Tibetan Sovereignty Has a Long, Disputed History

Tibetan refugees

hide captionAmid the invasion of Tibet in 1951 by the Chinese, a Tibetan mother and child walk the road between Tibet and Kalimpong, in the Indian state of West Bengal.

Bert Hardy/Picture Post/Getty Images

Protesters this week have dogged the Olympic torch on its way to Beijing for the 2008 summer games. Over and over, they shout, "China out of Tibet! China out of Tibet!"

Many Tibetans believe China stole their independence more than 50 years ago, when the communist government staked what it calls a rightful and sacred claim on the tiny mountain nation.

As the protests continue, the Dalai Lama — Tibet's spiritual leader, arrives in Seattle on Friday for a conference on compassion. The Dalai Lama lives in exile in India. He says he does want more autonomy for his homeland but insists he's not seeking full independence from the Chinese government. Chinese officials accuse him of encouraging recent demonstrations against Chinese rule in Tibet — the largest and the most sustained in almost two decades.

The conflict has deep roots, says Robert Barnett, director of the modern Tibetan studies program at Columbia University and author of Lhasa: Streets with Memories.

China and Tibet tell the story differently. Chinese leaders used to say their claim on Tibet dates back a thousand years. More recently, reports Barnett, the date it to the 13th century. Tibetans disagree. "Tibetans ... say there were relations between the two, quite close relations, but that Tibet never lost its independence," he says.

Tibet has never been considered independent by major players on the world stage, Barnett says. Tibet did declare itself independent in 1913, along with Mongolia. Back then, China was in the middle of a civil war. It then fought off invasions by Japan. The question of Tibet went on the backburner. "The Chinese say they were just busy," he says. "They were unable to deal with that and they don't accept it legally."

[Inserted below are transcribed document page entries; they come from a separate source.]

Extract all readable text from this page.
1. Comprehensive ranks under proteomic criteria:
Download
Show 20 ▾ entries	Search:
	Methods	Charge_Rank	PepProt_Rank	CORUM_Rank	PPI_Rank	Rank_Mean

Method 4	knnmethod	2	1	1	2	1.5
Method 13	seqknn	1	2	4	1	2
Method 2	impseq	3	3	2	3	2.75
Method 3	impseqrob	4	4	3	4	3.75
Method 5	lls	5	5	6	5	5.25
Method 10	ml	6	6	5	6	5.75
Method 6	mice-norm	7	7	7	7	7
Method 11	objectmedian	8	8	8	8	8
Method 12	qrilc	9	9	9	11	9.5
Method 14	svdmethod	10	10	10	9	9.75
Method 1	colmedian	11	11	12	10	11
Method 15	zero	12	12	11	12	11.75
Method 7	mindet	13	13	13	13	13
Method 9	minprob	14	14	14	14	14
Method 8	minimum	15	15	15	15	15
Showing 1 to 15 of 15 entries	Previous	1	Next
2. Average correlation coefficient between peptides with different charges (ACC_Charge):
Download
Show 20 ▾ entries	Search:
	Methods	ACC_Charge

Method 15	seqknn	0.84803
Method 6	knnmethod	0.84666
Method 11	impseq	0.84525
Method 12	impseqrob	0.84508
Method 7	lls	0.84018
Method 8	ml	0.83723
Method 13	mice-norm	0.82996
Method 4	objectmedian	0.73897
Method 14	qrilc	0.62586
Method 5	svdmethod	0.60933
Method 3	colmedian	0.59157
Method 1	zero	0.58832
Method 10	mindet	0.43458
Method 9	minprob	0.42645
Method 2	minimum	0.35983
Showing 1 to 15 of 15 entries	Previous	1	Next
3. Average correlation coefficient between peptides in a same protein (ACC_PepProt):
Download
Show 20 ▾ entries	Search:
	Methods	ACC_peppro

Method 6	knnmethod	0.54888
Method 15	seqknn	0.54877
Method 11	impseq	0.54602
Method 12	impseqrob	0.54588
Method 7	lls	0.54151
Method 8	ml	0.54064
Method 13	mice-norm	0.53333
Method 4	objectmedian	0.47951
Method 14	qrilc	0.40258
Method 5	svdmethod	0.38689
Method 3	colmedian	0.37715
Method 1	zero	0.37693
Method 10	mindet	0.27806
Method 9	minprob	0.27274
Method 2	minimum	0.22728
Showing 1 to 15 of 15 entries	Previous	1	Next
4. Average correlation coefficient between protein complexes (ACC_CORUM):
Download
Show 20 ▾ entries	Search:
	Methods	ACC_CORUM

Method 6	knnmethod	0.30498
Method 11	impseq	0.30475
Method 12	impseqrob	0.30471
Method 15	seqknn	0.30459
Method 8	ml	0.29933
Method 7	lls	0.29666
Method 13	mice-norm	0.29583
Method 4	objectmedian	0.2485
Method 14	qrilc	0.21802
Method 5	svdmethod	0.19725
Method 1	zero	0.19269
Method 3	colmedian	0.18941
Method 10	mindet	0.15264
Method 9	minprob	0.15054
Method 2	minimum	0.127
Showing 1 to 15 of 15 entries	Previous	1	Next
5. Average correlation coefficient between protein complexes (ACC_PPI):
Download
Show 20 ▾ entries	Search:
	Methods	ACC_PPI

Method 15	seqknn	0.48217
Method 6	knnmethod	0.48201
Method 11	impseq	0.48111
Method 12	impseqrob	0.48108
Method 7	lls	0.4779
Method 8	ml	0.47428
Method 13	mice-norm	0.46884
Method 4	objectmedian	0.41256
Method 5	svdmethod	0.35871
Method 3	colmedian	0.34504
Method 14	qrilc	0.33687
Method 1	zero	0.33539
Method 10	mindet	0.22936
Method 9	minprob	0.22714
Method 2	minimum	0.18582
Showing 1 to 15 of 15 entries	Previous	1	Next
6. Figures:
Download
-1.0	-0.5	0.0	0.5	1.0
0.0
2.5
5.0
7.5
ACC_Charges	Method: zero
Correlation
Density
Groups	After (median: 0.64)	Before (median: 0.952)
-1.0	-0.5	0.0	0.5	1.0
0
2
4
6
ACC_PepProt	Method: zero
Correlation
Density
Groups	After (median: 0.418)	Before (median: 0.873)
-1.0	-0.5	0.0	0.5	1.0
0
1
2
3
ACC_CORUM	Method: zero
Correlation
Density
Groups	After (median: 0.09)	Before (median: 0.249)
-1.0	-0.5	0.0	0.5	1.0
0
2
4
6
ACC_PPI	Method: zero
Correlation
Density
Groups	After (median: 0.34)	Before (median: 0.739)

Barnett reaches back to 1903 for a key moment in the Tibetan saga. That's when the British forces crossed into Tibet, killing about 4,000 people in the process. "It was really a shameful episode," he says. "The British had no reason to invade Tibet. ... They suddenly made Beijing worried about its back door." Worried that Britain would start carving up its territory, in 1910 the Manchu Dynasty decided to invade Tibet and call it a province.

Before then, Tibet has been a protectorate, with a Chinese governor. The Manchu Dynasty collapsed, and Tibetan soldiers drove the Chinese out. Barnett says China "never forgot that bloody wound." That's why the Chinese began making such a direct claim on Tibet.

As the Chinese empire was replaced by a modern state, Chinese nationalism became a cultural force. "The Communist party came to power in China by saying we had been humiliated for 150 years by the western powers in China and we're never going to let that happen again," Barnett says. "The Tibet issue directly challenges that kind of basic notion of what it is to be Chinese."

In 1951, Barnett relates, China "forced" Tibet to sign an agreement recognizing that Tibet is part of China. The Dalai Lama has lived in exile since. Now Tibetan activists and their allies are calling for China to leave Tibet entirely — even as the Dalai Lama maintains he's not seeking full sovereignty for his native land.

Barnett says the Dalai Lama is seeking a relationship with China that would give Beijing control in the arenas of defense and foreign affairs. The professor describes those terms as in keeping with the 1951 agreement. "But, of course, China now won't allow any vagueness," he says. "That's really what's happened."